童謡「赤い靴」の女の子が連れて行かれたところは?
1)赤い靴 履いてた 女の子
異人さんに 連れられて 行っちゃった
2)横浜の 埠頭から 汽船に乗って
異人さんに 連れられて 行っちゃった
3)今では 青い目に なっちゃって
異人さんの お国に いるんだろう
4)赤い靴 見るたび 考える
異人さんに 逢うたび 考える
童謡「赤い靴」は大正11年(1922年)に野口雨情作詞・本居長世作曲で発表されました。「赤い靴」の作詞については諸説ありますが、野口雨情が実話をもとに作詞したという説があります。
次の写真は北海道函館市末広町23に設置されている童謡「赤い靴」の少女像「きみちゃんの像」と石碑です。
赤い靴の少女像「きみちゃんの像」は金森赤レンガ倉庫の近くにあります。
Google Map 北海道函館市末広町23 赤い靴の少女像「きみちゃんの像」
明治40年(1907年)、野口雨情は札幌の北鳴新聞社で働いていたときに鈴木志郎と妻の岩崎かよと知り合いました。この岩崎かよの娘きみが赤い靴の女の子のモデルとされています。

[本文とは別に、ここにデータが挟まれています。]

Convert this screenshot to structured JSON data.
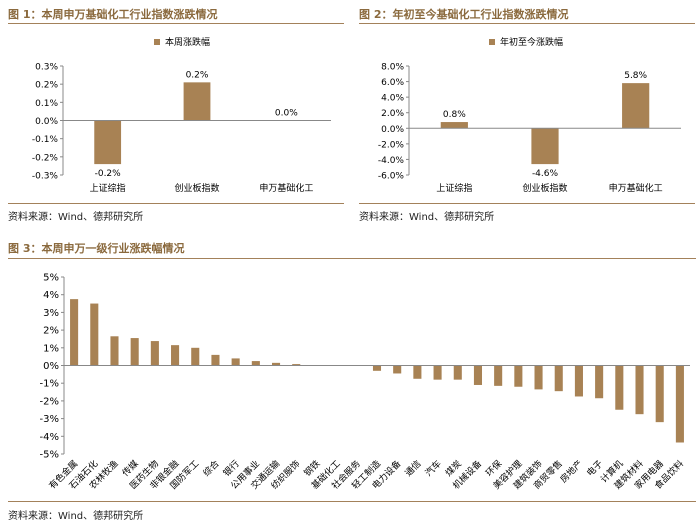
{
  "colors": {
    "bar": "#a88254",
    "title": "#8b6a3e",
    "rule": "#a3815a",
    "axis": "#888888"
  },
  "sources": {
    "source": "资料来源：Wind、德邦研究所"
  },
  "chart_data": [
    {
      "type": "bar",
      "title": "图 1：本周申万基础化工行业指数涨跌情况",
      "legend": "本周涨跌幅",
      "legend_position": "top",
      "categories": [
        "上证综指",
        "创业板指数",
        "申万基础化工"
      ],
      "values": [
        -0.24,
        0.21,
        0.0
      ],
      "data_labels": [
        "-0.2%",
        "0.2%",
        "0.0%"
      ],
      "yticks": [
        "0.3%",
        "0.2%",
        "0.1%",
        "0.0%",
        "-0.1%",
        "-0.2%",
        "-0.3%"
      ],
      "ylim": [
        -0.3,
        0.3
      ],
      "grid": false
    },
    {
      "type": "bar",
      "title": "图 2：年初至今基础化工行业指数涨跌情况",
      "legend": "年初至今涨跌幅",
      "legend_position": "top",
      "categories": [
        "上证综指",
        "创业板指数",
        "申万基础化工"
      ],
      "values": [
        0.8,
        -4.6,
        5.8
      ],
      "data_labels": [
        "0.8%",
        "-4.6%",
        "5.8%"
      ],
      "yticks": [
        "8.0%",
        "6.0%",
        "4.0%",
        "2.0%",
        "0.0%",
        "-2.0%",
        "-4.0%",
        "-6.0%"
      ],
      "ylim": [
        -6.0,
        8.0
      ],
      "grid": false
    },
    {
      "type": "bar",
      "title": "图 3：本周申万一级行业涨跌幅情况",
      "categories": [
        "有色金属",
        "石油石化",
        "农林牧渔",
        "传媒",
        "医药生物",
        "非银金融",
        "国防军工",
        "综合",
        "银行",
        "公用事业",
        "交通运输",
        "纺织服饰",
        "钢铁",
        "基础化工",
        "社会服务",
        "轻工制造",
        "电力设备",
        "通信",
        "汽车",
        "煤炭",
        "机械设备",
        "环保",
        "美容护理",
        "建筑装饰",
        "商贸零售",
        "房地产",
        "电子",
        "计算机",
        "建筑材料",
        "家用电器",
        "食品饮料"
      ],
      "values": [
        3.75,
        3.5,
        1.65,
        1.55,
        1.38,
        1.15,
        1.0,
        0.6,
        0.4,
        0.25,
        0.15,
        0.08,
        0.0,
        0.0,
        -0.02,
        -0.3,
        -0.45,
        -0.75,
        -0.8,
        -0.8,
        -1.1,
        -1.15,
        -1.2,
        -1.35,
        -1.45,
        -1.75,
        -1.85,
        -2.5,
        -2.75,
        -3.2,
        -4.35
      ],
      "yticks": [
        "5%",
        "4%",
        "3%",
        "2%",
        "1%",
        "0%",
        "-1%",
        "-2%",
        "-3%",
        "-4%",
        "-5%"
      ],
      "ylim": [
        -5,
        5
      ],
      "grid": false
    }
  ]
}
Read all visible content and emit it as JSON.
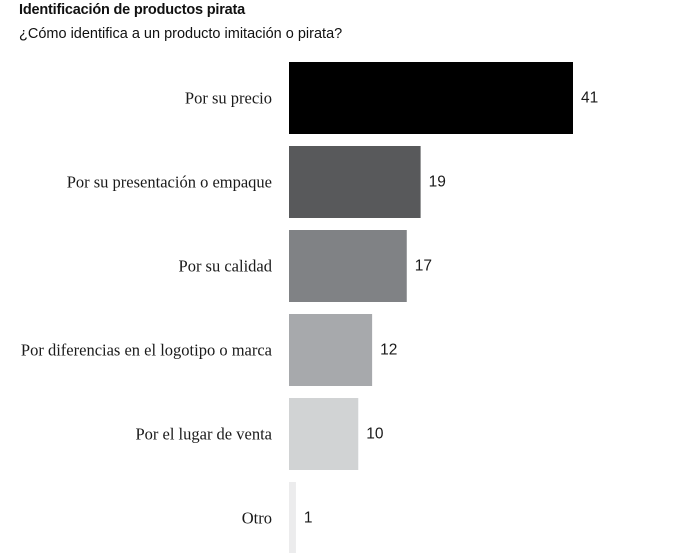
{
  "chart_data": {
    "type": "bar",
    "orientation": "horizontal",
    "title": "Identificación de productos pirata",
    "subtitle": "¿Cómo identifica a un producto imitación o pirata?",
    "categories": [
      "Por su precio",
      "Por su presentación o empaque",
      "Por su calidad",
      "Por diferencias en el logotipo o marca",
      "Por el lugar de venta",
      "Otro"
    ],
    "values": [
      41,
      19,
      17,
      12,
      10,
      1
    ],
    "value_labels": [
      "41",
      "19",
      "17",
      "12",
      "10",
      "1"
    ],
    "colors": [
      "#000000",
      "#58595b",
      "#808285",
      "#a7a9ac",
      "#d1d3d4",
      "#ececed"
    ],
    "xlim": [
      0,
      41
    ],
    "grid": false,
    "legend": "none"
  }
}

岩崎かよは山梨県の紡績工場で働いていましたが子どもを宿したため単身で故郷の静岡県に戻りきみを生みました。明治36年(1903年)に北海道に渡り鈴木志郎らと留寿都の平民社農場に入植することになりましたが、幼い娘を連れて行くことは困難と考えきみを養女に出しました。かよと志郎は明治39年(1906年)に結婚しています。
きみを養女に迎えたのが函館に在住していたアメリカ人宣教師のヒュエット夫妻でした。やがてヒュエット夫妻は本国に戻ることになりましたが、きみは結核にかかり渡米することができず東京の麻布の鳥居坂にあった鳥居坂教会の孤児院「永坂孤女院」に預けらました。かよはきみがヒュエット夫妻と一緒に渡米したと思い込んでいたため、きみは母かよと会うこともできず9歳で他界しました。きみの青山墓地に埋葬されました。墓にはきみの戸籍上の名前である佐野きみが刻まれています。
かよは鈴木志郎と結婚後に札幌に移住しましたが隣に住んでいた野口雨情夫妻と懇意になりました。野口雨情はかよからきみの話を聞いて大正10年(1921年)に「赤い靴」を作詞したとされています。「赤い靴」は児童雑誌「小学女生」で発表され、大正11年(1922年)に本居長世が曲をつけて童謡となりました。
「赤い靴」の歌詞は4番までですが昭和53年(1978年)に発見された草稿には5番が記されていました。 「赤い靴」の歌詞はきみの死を知らないかよの話から作詞されていますから、きみは渡米したことになっています。
5)生まれた 日本が 恋しくば
青い海眺めて ゐるんだらう
異人さんに たのんで 帰って来
さて上述が「赤い靴」の歌詞の定説とされていますが、この話は北海道テレビ記者の菊池寛の調査によるものです。菊池は昭和48年(1973年)にきみの異父妹の岡そのが新聞に投書した「私の姉は赤い靴の女の子」の記事を見て「赤い靴」の調査を開始しました。菊池の調査に基づいて昭和53年(1978年)に北海道放送で「ドキュメント・赤い靴はいてた女の子」が放送されました。昭和54年(1979年)に発表した小説「赤い靴はいてた女の子」(現代評論社刊)を発表し、この小説の記述が定説になりました。
この定説には反論もあり「赤い靴」の物語は真実ではなく捏造だったという指摘もあります。きみは北海道には行っていない、ヒュエット夫妻はきみを養女にしていない、きみを引き取った佐野がかよを安心させるために嘘をついたなどの説があります。しかし、岡そのの投書やきみの墓は青山霊園の鳥居坂教会の墓地に残されています。この物語の下地になった何らかの事実があったことは間違いないと思います。